The rpy2.ipython extension is already loaded. To reload it, use:
  %reload_ext rpy2.ipython


In [20]:
%%R

install.packages("dplyr", repos='http://cran.us.r-project.org', quiet=TRUE)
install.packages("tidygeocoder", repos='http://cran.us.r-project.org', quiet=TRUE)
install.packages("tidycensus", repos='http://cran.us.r-project.org', quiet=TRUE)

library(dplyr)
library(tidygeocoder)
library(tidycensus)
oregon<- read.csv("~/Desktop/output_oregon.csv")

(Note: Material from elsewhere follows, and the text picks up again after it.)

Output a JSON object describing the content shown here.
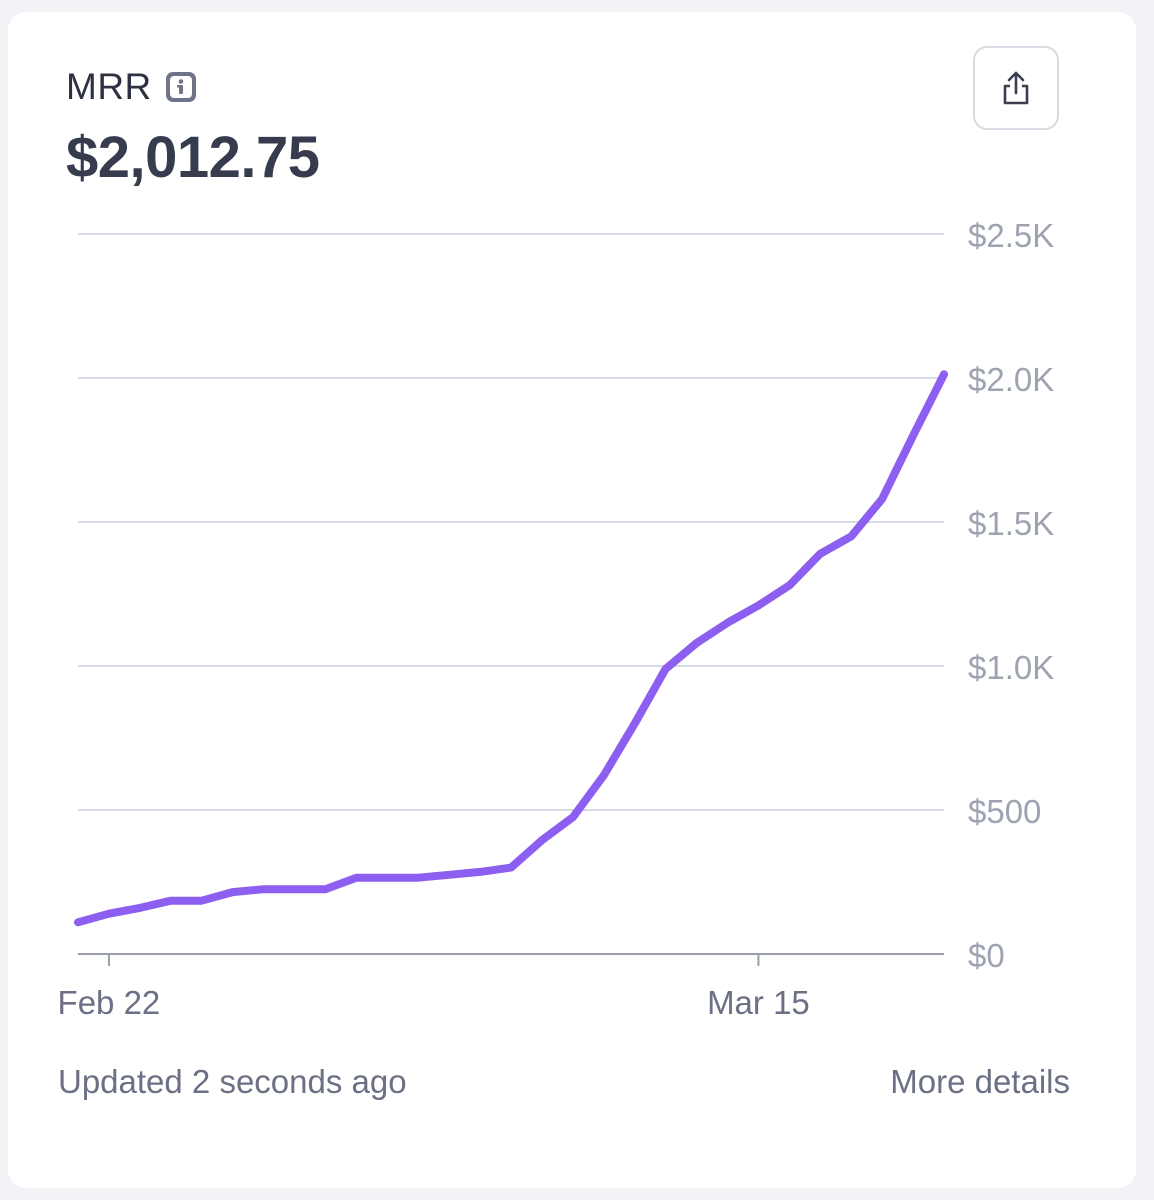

oregon$full <- paste(oregon$address, oregon$city, oregon$state, sep=", ")

library(dplyr)
library(tidygeocoder)
library(tidycensus)

geocoded_df <- oregon %>%
 geocode(address=full,
         method = "census", 
         mode = "single",
         full_results=TRUE,
         api_options = list(census_return_type = 'geographies'),
         quiet=TRUE)

geocoded_df <- 
  geocoded_df %>%
  select(status, lat, long, `geographies.2020 Census Blocks`) %>%
  rename(block = `geographies.2020 Census Blocks`)

block_id <- character(nrow(geocoded_df))

for (i in 1:nrow(geocoded_df)) {
  block.GEOID <- (geocoded_df[i, "block"] %>% unlist)["block.GEOID"] 
  if (is.null(block.GEOID)) {
    block_id[i] <- NA
  } else {
    block_id[i] <- block.GEOID
  }
} 

geocoded_df$block_id <- block_id
geocoded_df <- 
  geocoded_df %>%
  mutate(block_grp_id = substr(block_id, start=1, stop=12),
         tract_id = substr(block_id, start=1, stop=11),
         county_id = substr(block_id, start=1, stop=5)) %>%
  select(status, 
         lat, 
         long, 
         block_grp_id, 
         tract_id, 
         county_id)

### Step 5: Test Differences

Let's use a simple t-test to look at differences between the two groups for household income.

In [21]:
%%R

install.packages("naniar", repos='http://cran.us.r-project.org', quiet=TRUE)
library(naniar)

incomes_by_block_grp <- get_acs(
  geography="block group",
  state="OR",
  variables="B19013_001",
  year=2019,
  geometry=FALSE)


med_incomes_block_grp <-
  left_join(x=geocoded_df, y=incomes_by_block_grp,
            by=c("block_grp_id" = "GEOID")) %>%
  select(status, estimate) %>%
  rename(med_inc_block_grp = estimate)

x = med_incomes_block_grp %>% replace_with_na(replace = list(status = 2))
nonmiss = na.omit(x)
final <- t.test(med_inc_block_grp ~ status, data = nonmiss, var.equal = TRUE)
final

R[write to console]: Getting data from the 2015-2019 5-year ACS

R[write to console]: Using FIPS code '41' for state 'OR'




	Two Sample t-test

data:  med_inc_block_grp by status
t = 2.7734, df = 237, p-value = 0.005989
alternative hypothesis: true difference in means between group 0 and group 1 is not equal to 0
95 percent confidence interval:
  3842.536 22687.299
sample estimates:
mean in group 0 mean in group 1 
       89947.24        76682.32 



### Done! 

I found here that the mean block group household income of the addresses that ordered the test was 89,947 USD compared to 76,682 USD in the group that did not order the test.

This means that in the Portland area - at least - this government intervention more greatly benefited higher income households.